Rule of Law: confermato il giudizio positivo sulle riforme italiane

Sono in corso di attuazione misure specifiche volte a supportare i giudici. Queste misure insieme alla prossima legislazione di attuazione, intendono affrontare le gravi sfide legate all’efficienza del sistema giudiziario, compresi gli arretrati e la durata dei procedimenti , si legge nel rapporto sullo stato di diritto in Italia della Commissione UE.

La Commissione Europea ha pubblicato il report sullo stato di diritto Rule of Law in Italia che dà atto degli enormi sforzi compiuti dal Paese nell'ultimo periodo. Si conferma, quindi, un giudizio positivo - già espresso dalla Commissione UE a febbraio - sulle azioni intraprese dal Governo per migliorare il sistema della giustizia. Nell'ambito degli impegni del Piano italiano per la ripresa e la resilienza, sono state adottate ampie riforme della giustizia civile e penale, attese da tempo, volte a migliorare la qualità e l'efficienza del sistema giudiziario , si legge nel rapporto 2022. La richiesta espressa nel report è quella di continuare con la strada intrapresa, attraverso l'adozione dei decreti legislativi di attuazione della riforma del processo penale e civile. Per quanto riguarda la riforma penale , si chiede di vigilare affinché la improcedibilità nei giudizi di appello e cassazione non determini la fine innaturale dei processi a causa dei problemi di inefficienza di alcuni uffici giudiziari . Sul tema dell' ordinamento giudiziario , invece, la Commissione ha riportato le preoccupazioni manifestate dal CSM e dall'ANM sul nuovo sistema di valutazione di professionalità che potrebbe condizionare l'operato dei giudici.

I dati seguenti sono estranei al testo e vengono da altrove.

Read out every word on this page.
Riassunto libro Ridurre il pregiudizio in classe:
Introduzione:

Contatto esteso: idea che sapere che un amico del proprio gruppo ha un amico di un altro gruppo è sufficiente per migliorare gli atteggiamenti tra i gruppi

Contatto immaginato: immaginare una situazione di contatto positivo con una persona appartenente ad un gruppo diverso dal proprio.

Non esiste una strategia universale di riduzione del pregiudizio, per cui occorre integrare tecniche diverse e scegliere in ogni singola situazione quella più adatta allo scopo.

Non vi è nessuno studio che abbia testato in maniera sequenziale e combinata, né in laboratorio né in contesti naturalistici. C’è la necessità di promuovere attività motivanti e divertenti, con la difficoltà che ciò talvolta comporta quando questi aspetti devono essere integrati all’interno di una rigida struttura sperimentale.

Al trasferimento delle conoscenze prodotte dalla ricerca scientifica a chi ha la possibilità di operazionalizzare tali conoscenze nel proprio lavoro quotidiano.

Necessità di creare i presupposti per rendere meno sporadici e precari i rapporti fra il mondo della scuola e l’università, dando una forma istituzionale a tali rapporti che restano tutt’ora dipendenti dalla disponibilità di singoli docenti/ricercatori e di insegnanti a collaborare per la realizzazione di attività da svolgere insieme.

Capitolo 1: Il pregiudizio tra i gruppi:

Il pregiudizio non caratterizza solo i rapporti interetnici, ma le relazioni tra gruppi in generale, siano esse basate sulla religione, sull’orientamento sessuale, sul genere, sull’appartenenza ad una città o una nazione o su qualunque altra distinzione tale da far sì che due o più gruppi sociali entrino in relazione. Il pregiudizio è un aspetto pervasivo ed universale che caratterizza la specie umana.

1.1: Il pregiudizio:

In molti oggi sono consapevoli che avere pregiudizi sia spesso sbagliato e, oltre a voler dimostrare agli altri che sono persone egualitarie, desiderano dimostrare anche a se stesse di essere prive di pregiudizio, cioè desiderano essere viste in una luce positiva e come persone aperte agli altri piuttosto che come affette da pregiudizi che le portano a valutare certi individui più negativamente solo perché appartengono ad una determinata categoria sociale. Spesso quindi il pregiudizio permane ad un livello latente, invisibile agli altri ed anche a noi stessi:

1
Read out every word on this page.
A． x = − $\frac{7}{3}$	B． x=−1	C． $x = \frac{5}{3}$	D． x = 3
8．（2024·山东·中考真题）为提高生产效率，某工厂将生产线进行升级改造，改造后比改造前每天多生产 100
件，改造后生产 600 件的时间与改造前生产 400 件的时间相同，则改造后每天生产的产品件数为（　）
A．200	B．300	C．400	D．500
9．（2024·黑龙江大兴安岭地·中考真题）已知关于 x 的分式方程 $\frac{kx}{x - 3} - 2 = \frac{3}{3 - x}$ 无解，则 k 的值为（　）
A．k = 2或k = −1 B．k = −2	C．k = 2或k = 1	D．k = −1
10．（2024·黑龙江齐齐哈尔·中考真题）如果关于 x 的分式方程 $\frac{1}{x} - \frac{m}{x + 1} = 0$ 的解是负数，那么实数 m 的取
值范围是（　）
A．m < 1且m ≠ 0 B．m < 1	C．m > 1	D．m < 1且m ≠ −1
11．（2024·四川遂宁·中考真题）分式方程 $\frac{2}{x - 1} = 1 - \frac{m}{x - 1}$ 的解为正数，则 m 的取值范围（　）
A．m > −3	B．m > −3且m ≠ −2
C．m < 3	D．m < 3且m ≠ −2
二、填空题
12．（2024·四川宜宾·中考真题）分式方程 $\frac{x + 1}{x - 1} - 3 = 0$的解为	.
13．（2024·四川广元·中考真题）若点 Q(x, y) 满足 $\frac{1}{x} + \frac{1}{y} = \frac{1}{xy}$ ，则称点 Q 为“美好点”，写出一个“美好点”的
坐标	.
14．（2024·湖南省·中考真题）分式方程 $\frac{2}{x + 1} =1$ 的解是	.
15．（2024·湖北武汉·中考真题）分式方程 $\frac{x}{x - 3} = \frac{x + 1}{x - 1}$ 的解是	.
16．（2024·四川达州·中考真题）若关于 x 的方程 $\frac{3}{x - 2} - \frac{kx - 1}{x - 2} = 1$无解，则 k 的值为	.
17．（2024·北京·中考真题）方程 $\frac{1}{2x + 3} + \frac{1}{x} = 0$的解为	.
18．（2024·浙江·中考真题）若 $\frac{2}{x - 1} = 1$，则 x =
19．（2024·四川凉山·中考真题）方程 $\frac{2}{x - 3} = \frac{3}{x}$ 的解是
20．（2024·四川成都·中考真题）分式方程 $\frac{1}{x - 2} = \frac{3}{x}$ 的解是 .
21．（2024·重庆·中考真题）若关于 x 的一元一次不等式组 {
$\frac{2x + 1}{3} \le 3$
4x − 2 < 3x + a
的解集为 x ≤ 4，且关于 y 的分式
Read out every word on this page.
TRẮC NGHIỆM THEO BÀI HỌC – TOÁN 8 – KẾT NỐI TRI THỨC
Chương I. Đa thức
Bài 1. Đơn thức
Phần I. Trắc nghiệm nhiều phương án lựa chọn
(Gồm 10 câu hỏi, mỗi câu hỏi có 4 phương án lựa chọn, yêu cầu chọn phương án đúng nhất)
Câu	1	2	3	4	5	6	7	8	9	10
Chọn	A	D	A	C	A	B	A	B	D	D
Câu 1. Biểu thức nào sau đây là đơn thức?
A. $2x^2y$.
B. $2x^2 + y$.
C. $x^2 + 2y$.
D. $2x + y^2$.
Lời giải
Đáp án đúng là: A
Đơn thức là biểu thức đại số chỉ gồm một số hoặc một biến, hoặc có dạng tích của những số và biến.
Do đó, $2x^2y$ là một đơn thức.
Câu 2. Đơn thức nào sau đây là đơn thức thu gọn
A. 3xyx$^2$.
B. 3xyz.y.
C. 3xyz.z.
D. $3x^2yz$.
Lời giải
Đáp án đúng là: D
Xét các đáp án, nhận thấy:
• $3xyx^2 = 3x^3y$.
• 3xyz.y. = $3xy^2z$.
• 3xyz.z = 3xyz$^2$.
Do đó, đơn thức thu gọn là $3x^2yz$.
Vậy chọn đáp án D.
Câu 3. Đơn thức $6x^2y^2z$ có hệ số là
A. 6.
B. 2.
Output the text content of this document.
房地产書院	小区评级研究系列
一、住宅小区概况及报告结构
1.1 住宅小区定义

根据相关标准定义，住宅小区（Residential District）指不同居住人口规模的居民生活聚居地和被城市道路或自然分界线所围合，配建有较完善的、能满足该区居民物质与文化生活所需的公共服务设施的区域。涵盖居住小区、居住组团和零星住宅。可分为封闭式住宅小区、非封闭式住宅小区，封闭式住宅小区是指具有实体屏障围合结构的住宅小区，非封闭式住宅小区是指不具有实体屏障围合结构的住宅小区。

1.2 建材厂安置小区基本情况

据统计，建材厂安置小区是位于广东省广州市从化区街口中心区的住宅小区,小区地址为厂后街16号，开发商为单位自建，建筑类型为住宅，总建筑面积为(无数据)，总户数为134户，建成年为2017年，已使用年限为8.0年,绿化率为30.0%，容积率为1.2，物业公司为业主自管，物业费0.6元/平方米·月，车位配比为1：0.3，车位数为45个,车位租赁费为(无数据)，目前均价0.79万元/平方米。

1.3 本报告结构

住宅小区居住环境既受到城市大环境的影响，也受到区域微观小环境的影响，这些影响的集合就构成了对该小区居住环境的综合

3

Infine, nel rapporto si raccomanda all'Italia di migliorare ulteriormente il livello di digitalizzazione del sistema giudiziario proseguire con le operazioni della polizia e della procura contro la corruzione ad alto livello adottare regole complete sul conflitto di interessi e regolamenti sul lobbismo per stabilire un registro operativo del fenomeno affrontare la pratica di convogliare donazioni attraverso fondazioni e associazioni politiche e introdurre un registro elettronico unico per le informazioni sul finanziamento di partiti introdurre tutele legislative e non allo scopo di riformare il regime sulla diffamazione , la tutela del segreto professionale e delle fonti giornalistiche, tenendo conto della normativa europea sulla protezione dei giornalisti aumentare gli sforzi per creare un'istituzione nazionale per i diritti umani.